Proximagen’s pipeline now comprises a broad portfolio of programmes from discovery through clinical development, addressing a number of therapeutic areas including Parkinson’s disease, epilepsy, cognition and neuropathic pain.

The Company continues to expand its drug pipeline through acquisition, in-licensing and partnering, with the aim of becoming one of the world’s leading companies developing therapeutics for patients suffering from diseases of the central nervous system.

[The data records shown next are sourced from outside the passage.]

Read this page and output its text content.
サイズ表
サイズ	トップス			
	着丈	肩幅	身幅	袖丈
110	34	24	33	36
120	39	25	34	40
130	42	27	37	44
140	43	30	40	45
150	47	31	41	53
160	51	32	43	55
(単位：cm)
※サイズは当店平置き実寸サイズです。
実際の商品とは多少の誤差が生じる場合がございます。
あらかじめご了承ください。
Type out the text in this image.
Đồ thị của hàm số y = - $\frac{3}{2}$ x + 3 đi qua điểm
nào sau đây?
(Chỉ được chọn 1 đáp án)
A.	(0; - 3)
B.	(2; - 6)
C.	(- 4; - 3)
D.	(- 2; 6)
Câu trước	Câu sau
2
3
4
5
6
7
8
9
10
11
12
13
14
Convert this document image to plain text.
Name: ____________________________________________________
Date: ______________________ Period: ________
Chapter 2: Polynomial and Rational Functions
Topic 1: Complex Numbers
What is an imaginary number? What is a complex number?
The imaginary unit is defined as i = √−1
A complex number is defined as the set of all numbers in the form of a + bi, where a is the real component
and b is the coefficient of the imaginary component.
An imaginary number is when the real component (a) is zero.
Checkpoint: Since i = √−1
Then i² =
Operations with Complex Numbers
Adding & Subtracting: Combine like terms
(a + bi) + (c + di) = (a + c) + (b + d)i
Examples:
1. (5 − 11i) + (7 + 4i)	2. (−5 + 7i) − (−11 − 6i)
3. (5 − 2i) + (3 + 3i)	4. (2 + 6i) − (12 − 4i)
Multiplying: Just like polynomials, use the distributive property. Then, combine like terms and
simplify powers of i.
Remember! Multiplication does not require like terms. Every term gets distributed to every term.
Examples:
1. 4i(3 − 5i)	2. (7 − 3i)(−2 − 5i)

Treatments for epilepsy Treatment of epilepsy by anticonvulsant drugs can eliminate seizures in one third of patients and can produce more than 50% reduction in seizures in another one third of patients. No single anticonvulsant controls all types of epilepsy. Different patients require different drugs and some may require multiple drugs. There remains a high unmet medical need for new, more effective and better tolerated drugs which treat seizure disorders. Epilepsy affects approximately 50 million people worldwide, making it one of the most common neurological diseases. (Source: World Health Organisation).

About naluzotan

Naluzotan is a 5-HT1a receptor agonist that has been shown to be safe and well tolerated in over 400 patients and it will be entering into phase II clinical development for epilepsy.

Additionally, compounds that activate the 5-HT1a receptor are thought to inhibit levodopa-induced dyskinesia associated with Parkinson’s disease. The reversal of dyskinesias has been shown using other 5-HT1a agonists, both in functional models of the disorder and in clinical trials. Proximagen is currently undertaking studies in models of Parkinson’s disease to determine the utility of naluzotan in alleviating dyskinesia induced by dopaminergic therapy. These studies are due to read out later this year and if the results are positive, we would expect naluzotan to advance into Phase II clinical studies for dyskinesia.